First, the RBA has never started with a cash rate of 0.1%!

Second, they’ve never raised interest rates so quickly and aggressively over such a short period of time. This chart below shows it — check out the red line!

Third, we’ve never had so many people on fixed rate home loans, which reduces the bang from interest rate rises. Fixed rate home loans used to be 15% of the total, so 85% were variable. When the RBA raised rates, they hit a lot more people more quickly than now. Following the pandemic, 40% of home loans were fixed, so the 11 rate rises so far haven’t hurt enough spenders. That’s why the mortgage cliff, which steepens around June/July, should reduce the ability of consumers to spend and that should really cut into inflation.

Fourth, even when economies weren’t as different as they are today, the RBA has told us that monetary policy tightening can work with six months to two-year lag before we see the full damaging effects of rate rises!
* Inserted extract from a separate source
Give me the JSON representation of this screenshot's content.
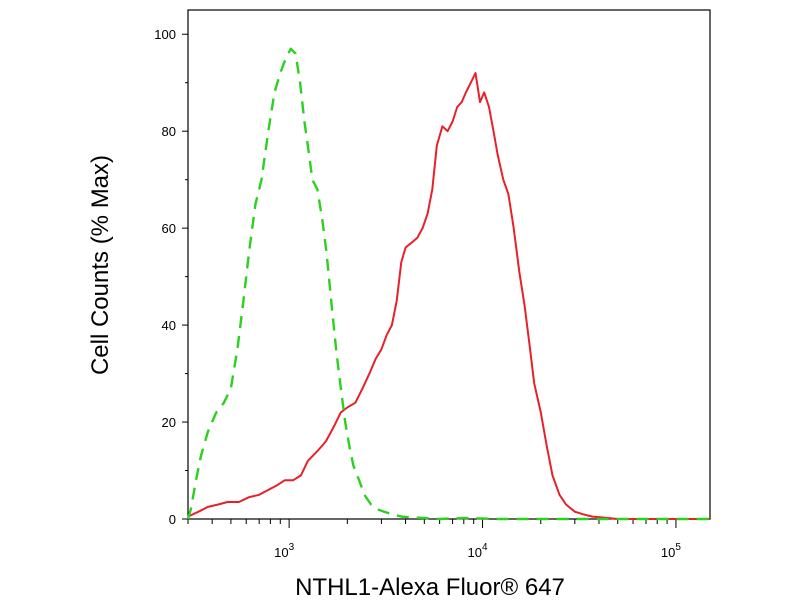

And let me now add to all the new aspects of our current economic situation that I’ve listed above. Now throw in the work-from-home trend, which not only changes spending patterns, it even increases the costs of production because employers have to accommodate higher insurances, cyber insurance and the associated digital costs.

While I’m at it, let’s recognise that we all have two new addictions that are not only costly but pervasively grow in their intrusion into our lives and spending — mobile phones and streaming services!

With all this on board, this is a fair question to ask:

“Could inflation be tumbling faster than the RBA knows, making more rate rises crazy?”

Overnight, well-known economist Steve Koukoulas pointed to the work of Bloomberg and others in the chart below, which made him tweet: “Pretty obvious inflation is in free fall — A lovely chart!”

This shows international prices are dropping like stones, so when you add in the likely effects of the mortgage cliff to the delayed lagged effects of 11 interest rate rises in less than a year, you have wonder if a cash rate of 3.85% should be the terminal rate.

This week, employment fell by a small 4,300, which at least wasn’t expected. Unemployment rose from 3.5% to 3.7%, which was a ‘good’ rise but still not enough to scare the RBA out of more rate rises.

This followed the wages number on Wednesday that showed growth of 0.8% over the March quarter. This was softer than expected by a consensus of economists and the RBA.

This week’s news should stop a June rate rise and if this trend of bad news keeps getting worse, then we might have seen the last jump in home loan repayments for those who’ve overborrowed and are coping with life with a variable interest rate home loan.